Our team members are frequently sought after for speaking engagements at various industry events. Whenever possible, we make the recordings available.
Kubernetes has become the defacto standard for container orchestration. This shift brings with it a new set of security challenges. If an attacker got inside your cluster, would you know about it? In many environments, the logs needed to pinpoint malicious activity are not being collected properly or much less monitored for the key indicators that something has gone wrong.
One of the biggest problems we see for security minded Kubernetes administrators and security teams is that they simply have no idea what to look for when it comes to malicious activity. They don’t know which logs to collect, what’s in them, and how to determine activities that mean something very wrong is happening. In this talk, Darkbit founders Brad Geesaman and Josh Larsen explore realistic Kubernetes and cloud attack paths and illustrate several techniques to gain better visibility into your cloud-native environments.
If you are in tech and security and not paying attention to the technology called Kubernetes, it’s time to start. – Robert Rounsavall
Robert featured Brad Geesaman, co-founder of Darkbit on the SynAckFinAck podcast. Brad is one of the first 20 people in the world to obtain the Google Cloud Certified Fellow designation and is now helping clients secure their cloud-native architectures across all of the major cloud service providers.
As Kubernetes grows in popularity, the sophistication of attackers will improve, and security by obscurity will no longer be sufficient. What could an attacker who understands Kubernetes at a deep level be capable of? Let’s explore the dark corners of clusters and shine a light on several new advanced attacks on Kubernetes, and learn how to detect and prevent them using practical, proven methods.
Is your Kubernetes cluster able to resist the most common attacks? Are all the necessary detection mechanisms in place to know if a security issue did occur? In this hands-on workshop, the instructors dive into the art and science of Kubernetes security through a series of interactive attack and defense scenarios.
Attendees in this session learned through instructor-led exercises how to identify and exploit realistic misconfigurations in Kubernetes clusters to achieve full cluster compromise. Each attack step was matched with hardening measures and specific methods for detection and response workflows. Each workshop attendee was provided with a pre-configured Kubernetes cluster running realistic workloads in a cloud-based lab environment.

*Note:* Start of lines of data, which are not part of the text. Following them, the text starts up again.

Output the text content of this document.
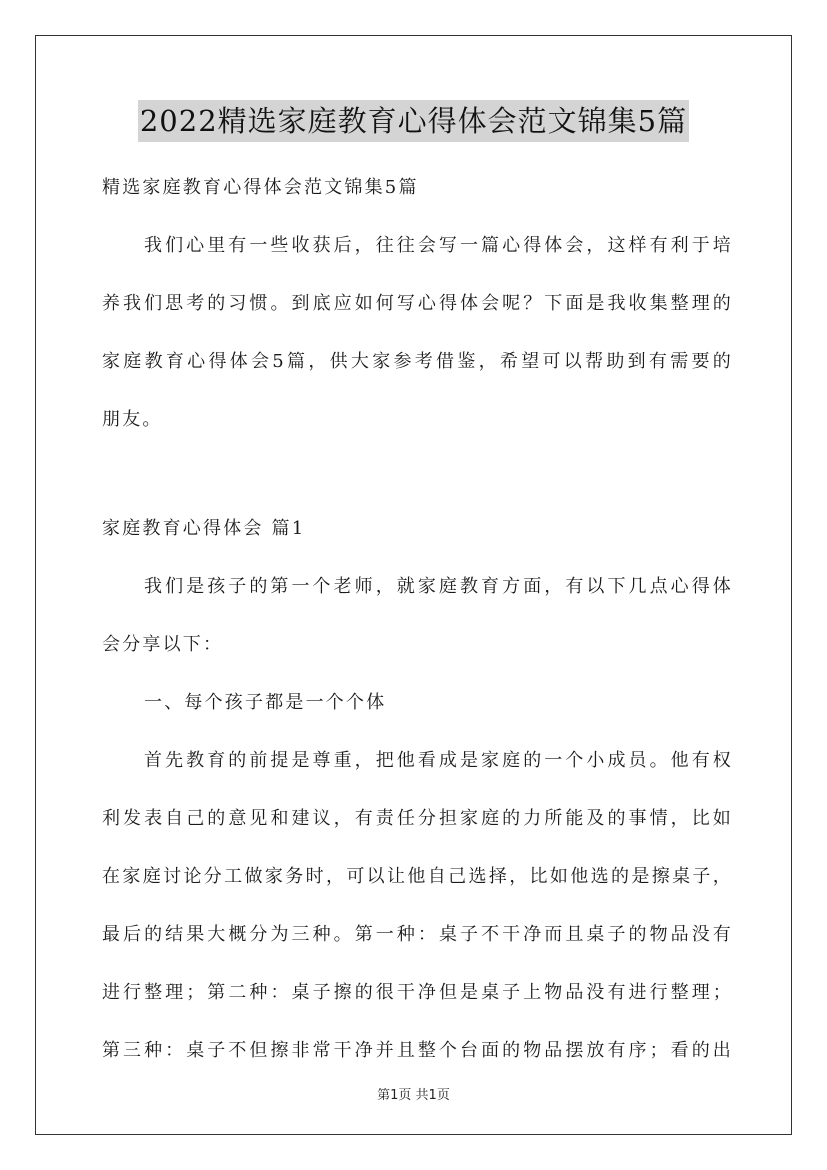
2022精选家庭教育心得体会范文锦集5篇
精选家庭教育心得体会范文锦集5篇
我们心里有一些收获后，往往会写一篇心得体会，这样有利于培
养我们思考的习惯。到底应如何写心得体会呢？下面是我收集整理的
家庭教育心得体会5篇，供大家参考借鉴，希望可以帮助到有需要的
朋友。
家庭教育心得体会 篇1
我们是孩子的第一个老师，就家庭教育方面，有以下几点心得体
会分享以下：
一、每个孩子都是一个个体
首先教育的前提是尊重，把他看成是家庭的一个小成员。他有权
利发表自己的意见和建议，有责任分担家庭的力所能及的事情，比如
在家庭讨论分工做家务时，可以让他自己选择，比如他选的是擦桌子，
最后的结果大概分为三种。第一种：桌子不干净而且桌子的物品没有
进行整理；第二种：桌子擦的很干净但是桌子上物品没有进行整理；
第三种：桌子不但擦非常干净并且整个台面的物品摆放有序；看的出
第1页 共1页
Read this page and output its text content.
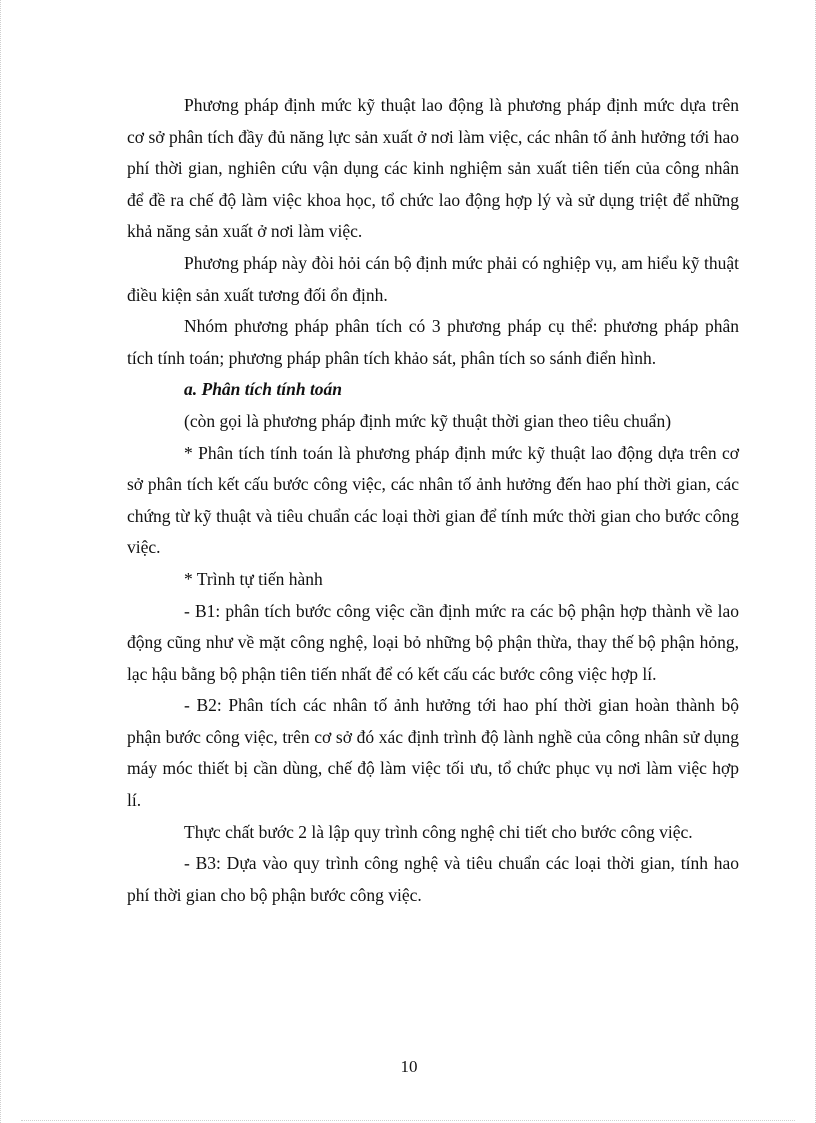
Phương pháp định mức kỹ thuật lao động là phương pháp định mức dựa trên cơ sở phân tích đầy đủ năng lực sản xuất ở nơi làm việc, các nhân tố ảnh hưởng tới hao phí thời gian, nghiên cứu vận dụng các kinh nghiệm sản xuất tiên tiến của công nhân để đề ra chế độ làm việc khoa học, tổ chức lao động hợp lý và sử dụng triệt để những khả năng sản xuất ở nơi làm việc.

Phương pháp này đòi hỏi cán bộ định mức phải có nghiệp vụ, am hiểu kỹ thuật điều kiện sản xuất tương đối ổn định.

Nhóm phương pháp phân tích có 3 phương pháp cụ thể: phương pháp phân tích tính toán; phương pháp phân tích khảo sát, phân tích so sánh điển hình.

a. Phân tích tính toán

(còn gọi là phương pháp định mức kỹ thuật thời gian theo tiêu chuẩn)

* Phân tích tính toán là phương pháp định mức kỹ thuật lao động dựa trên cơ sở phân tích kết cấu bước công việc, các nhân tố ảnh hưởng đến hao phí thời gian, các chứng từ kỹ thuật và tiêu chuẩn các loại thời gian để tính mức thời gian cho bước công việc.

* Trình tự tiến hành

- B1: phân tích bước công việc cần định mức ra các bộ phận hợp thành về lao động cũng như về mặt công nghệ, loại bỏ những bộ phận thừa, thay thế bộ phận hỏng, lạc hậu bằng bộ phận tiên tiến nhất để có kết cấu các bước công việc hợp lí.

- B2: Phân tích các nhân tố ảnh hưởng tới hao phí thời gian hoàn thành bộ phận bước công việc, trên cơ sở đó xác định trình độ lành nghề của công nhân sử dụng máy móc thiết bị cần dùng, chế độ làm việc tối ưu, tổ chức phục vụ nơi làm việc hợp lí.

Thực chất bước 2 là lập quy trình công nghệ chi tiết cho bước công việc.

- B3: Dựa vào quy trình công nghệ và tiêu chuẩn các loại thời gian, tính hao phí thời gian cho bộ phận bước công việc.

10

The tools and methodologies covered by these exercises can directly help attendees secure their own organization’s clusters.
Until recently, major public cloud providers have offered relatively basic toolsets for identifying suspicious activity occurring inside customer accounts that may indicate a compromise. Some organizations have invested significant resources to build their own tools or have leveraged industry vendor offerings to provide this visibility. The reality is, that barrier has meant that a large number of organizations haven’t dedicated those resources to this problem and therefore operate without sufficient detection and response capabilities that monitor their cloud accounts for compromise.
Amazon Web Services, Google Cloud Platform, and Microsoft Azure have recently launched a new set of native platform threat and anomalous behavior detection services to help their customers better identify and respond to certain issues and activities occurring inside their cloud accounts. From detecting crypto-currency mining to identifying bot-infected systems to alerting on suspicious cloud credential usage to triggering on cloud-specific methods of data exfiltration, these new services aim to make these kinds of detections much easier and simpler to centrally manage.
But what new and unique insights do they offer? What configuration is required to achieve the full benefits of these detections? What types of activities are not yet covered? What attack methods and techniques can avoid detection by these systems and still be successful? What practical guidelines can be followed to make the best use of these services in an organization?
Follow along as we attempt to answer these questions using practical demonstrations that highlight the real threats facing cloud account owners and how the new threat detection capabilities perform in reducing the risks of operating workloads in the public cloud.
While Kubernetes offers new and exciting ways to deploy and scale container-based workloads in production, many organizations may not be aware of the security risks inherent in the out-of-the-box state of most Kubernetes installations and the common practices for deploying workloads that could lead to unintentional compromise. Join Brad Geesaman, the Cyber Skills Development team lead at Symantec, on an eye-opening journey examining real compromises and sensitive data leaks that can occur inside a Kubernetes cluster, highlighting the configurations that allowed them to succeed, applying practical applications of the latest built-in security features and policies to prevent those attacks, and providing actionable steps for future detection.
The hardening measures taken in response to the attacks demonstrated will include guidelines for improving configurations installed by common deployment tools, securing the sources of containers, implementing firewall and networking plugin policies, isolating workloads with namespaces and labels, controlling container security contexts, better handling of secrets and environment variables, limiting API server access, examining audit logs for malicious attack patterns, and more.